How I actually get to work the next morning
This section is specifically for the working moms reading this at midnight wondering how they are going to function tomorrow.
When my children were small and all needed me at the same time I used to lock myself in my room for ten minutes before greeting them after work. Not hiding. Regrouping. Getting my bearings back before I walked out as their mother rather than someone else’s employee. Those ten minutes were the transition I needed because without them I walked straight from one role into another with nothing in between and something always suffered.
I also built in time between when I finished work and when the children came home. Even twenty minutes of quiet before the door opened. That buffer was not a luxury. It was how I showed up for them instead of at them.
- My own earlier bedtime. Not just the children’s. Mine. If I know there is a chance of a rough night I go to bed earlier than I normally would so that when the interruption comes I have had some sleep already. Partial sleep is better than no sleep and the body knows the difference.
- The transition ritual. Something physical that signals to your brain the work day is over. Changing clothes, a walk to the door, ten minutes alone before anyone else needs you. Your brain needs a bridge between what you were doing and what you are about to do.
- A room and five minutes. When things are overwhelming, quietly going to my room for a few minutes to breathe. Sometimes with a piece of chocolate I saved specifically for such moments. Nobody needs to know. It counts.
- Self care that is actually restorative. Not the kind that looks good on Instagram. The kind that actually refills something in you. That is a whole separate article but it starts with knowing what restores you specifically, not what restores everyone else.
- Giving yourself leniency. On the mornings after hard nights I am gentler with myself about what I expect. Not everything needs to be at full capacity every single day. Knowing when to push and when to ease off is part of the survival system.
Coffee stopped working for me. It started making me shake and that was not an option in a job where my head needs to actually function. So I found other ways. Earlier sleep. Better transitions. Permission to not be at my best on the hard days while still showing up.
You will find your version. It will not look like mine and that is completely fine. The goal is not a perfect system. The goal is one that gets you through.
Motherhood is the hardest thing I have ever done. It is also the best.

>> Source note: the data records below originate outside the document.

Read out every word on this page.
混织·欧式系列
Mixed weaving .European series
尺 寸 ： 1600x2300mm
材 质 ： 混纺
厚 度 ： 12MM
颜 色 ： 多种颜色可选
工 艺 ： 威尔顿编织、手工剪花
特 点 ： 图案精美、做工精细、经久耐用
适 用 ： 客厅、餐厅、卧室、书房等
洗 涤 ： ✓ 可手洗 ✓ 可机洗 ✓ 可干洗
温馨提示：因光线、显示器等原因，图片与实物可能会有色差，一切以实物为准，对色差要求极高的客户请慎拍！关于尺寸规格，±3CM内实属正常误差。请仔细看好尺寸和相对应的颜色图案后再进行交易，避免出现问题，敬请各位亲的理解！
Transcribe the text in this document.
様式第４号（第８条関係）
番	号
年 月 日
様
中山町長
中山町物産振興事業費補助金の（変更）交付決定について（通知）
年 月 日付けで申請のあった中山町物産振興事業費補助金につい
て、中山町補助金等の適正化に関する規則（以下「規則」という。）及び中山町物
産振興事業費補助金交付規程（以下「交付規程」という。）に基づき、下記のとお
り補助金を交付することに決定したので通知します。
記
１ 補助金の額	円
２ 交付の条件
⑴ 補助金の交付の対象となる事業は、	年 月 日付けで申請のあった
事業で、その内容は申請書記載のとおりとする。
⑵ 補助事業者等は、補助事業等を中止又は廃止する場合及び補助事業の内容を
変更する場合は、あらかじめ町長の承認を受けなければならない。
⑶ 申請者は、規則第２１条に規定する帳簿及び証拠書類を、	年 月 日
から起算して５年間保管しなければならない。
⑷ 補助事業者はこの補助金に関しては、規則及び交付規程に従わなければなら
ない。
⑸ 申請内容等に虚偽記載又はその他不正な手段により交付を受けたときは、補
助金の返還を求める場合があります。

Not in spite of the hard parts. Sometimes because of them. The 2am feeding I would not trade. The years of interrupted sleep that I would do again without a second thought. The load I carry that nobody sees, that I would pick up every single morning without being asked.
Not because I have to. Because they are mine. Because this life, with all its weight and all its noise and all its impossible simultaneous demands, is the life I chose and the life I love.

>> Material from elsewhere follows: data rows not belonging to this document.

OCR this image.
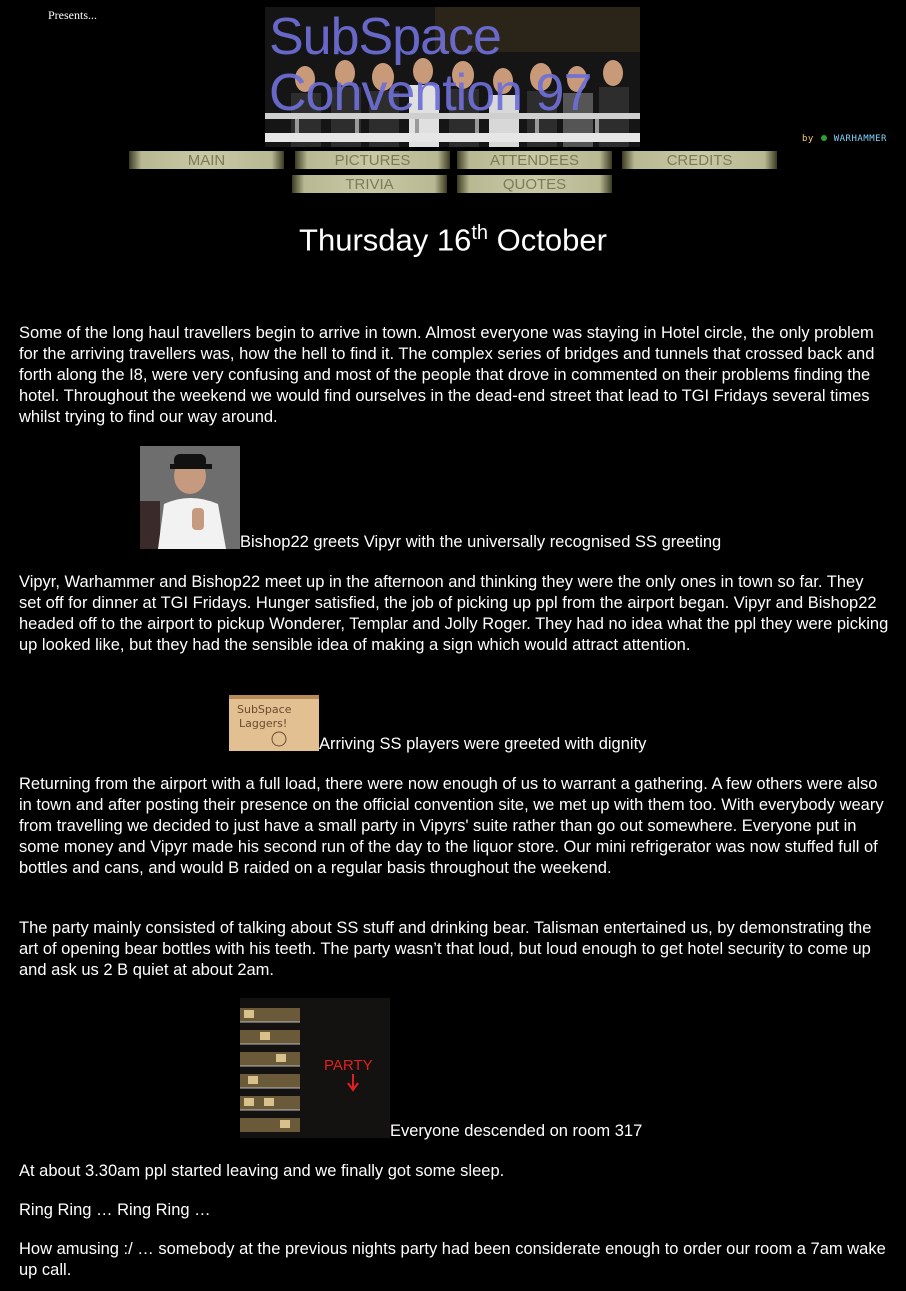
Presents...	SubSpace
Convention 97
by WARHAMMER
MAIN	PICTURES	ATTENDEES	CREDITS
TRIVIA	QUOTES
Thursday 16th October

Some of the long haul travellers begin to arrive in town. Almost everyone was staying in Hotel circle, the only problem for the arriving travellers was, how the hell to find it. The complex series of bridges and tunnels that crossed back and forth along the I8, were very confusing and most of the people that drove in commented on their problems finding the hotel. Throughout the weekend we would find ourselves in the dead-end street that lead to TGI Fridays several times whilst trying to find our way around.

Bishop22 greets Vipyr with the universally recognised SS greeting

Vipyr, Warhammer and Bishop22 meet up in the afternoon and thinking they were the only ones in town so far. They set off for dinner at TGI Fridays. Hunger satisfied, the job of picking up ppl from the airport began. Vipyr and Bishop22 headed off to the airport to pickup Wonderer, Templar and Jolly Roger. They had no idea what the ppl they were picking up looked like, but they had the sensible idea of making a sign which would attract attention.

SubSpace
Laggers!
Arriving SS players were greeted with dignity

Returning from the airport with a full load, there were now enough of us to warrant a gathering. A few others were also in town and after posting their presence on the official convention site, we met up with them too. With everybody weary from travelling we decided to just have a small party in Vipyrs' suite rather than go out somewhere. Everyone put in some money and Vipyr made his second run of the day to the liquor store. Our mini refrigerator was now stuffed full of bottles and cans, and would B raided on a regular basis throughout the weekend.

The party mainly consisted of talking about SS stuff and drinking bear. Talisman entertained us, by demonstrating the art of opening bear bottles with his teeth. The party wasn’t that loud, but loud enough to get hotel security to come up and ask us 2 B quiet at about 2am.

PARTY
Everyone descended on room 317

At about 3.30am ppl started leaving and we finally got some sleep.

Ring Ring … Ring Ring …

How amusing :/ … somebody at the previous nights party had been considerate enough to order our room a 7am wake up call.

The mental load is real. The exhaustion is real. And so is everything that makes it worth it.
Both things. At the same time. Completely true.
If you are up at 2am right now, crying from tiredness while holding the thing you are most grateful for in the world, I see you. I have been exactly where you are. And you are doing something extraordinary even when it does not feel like it.
Especially when it does not feel like it.
Quick recap:
- The mental load is not the tasks. It is the constant thinking about the tasks that never switches off.
- The invisible work of motherhood, the noticing, the anticipating, the tracking, is real work even when nobody sees it
- You are allowed to be tired of carrying this AND grateful for the life it belongs to. Both are true.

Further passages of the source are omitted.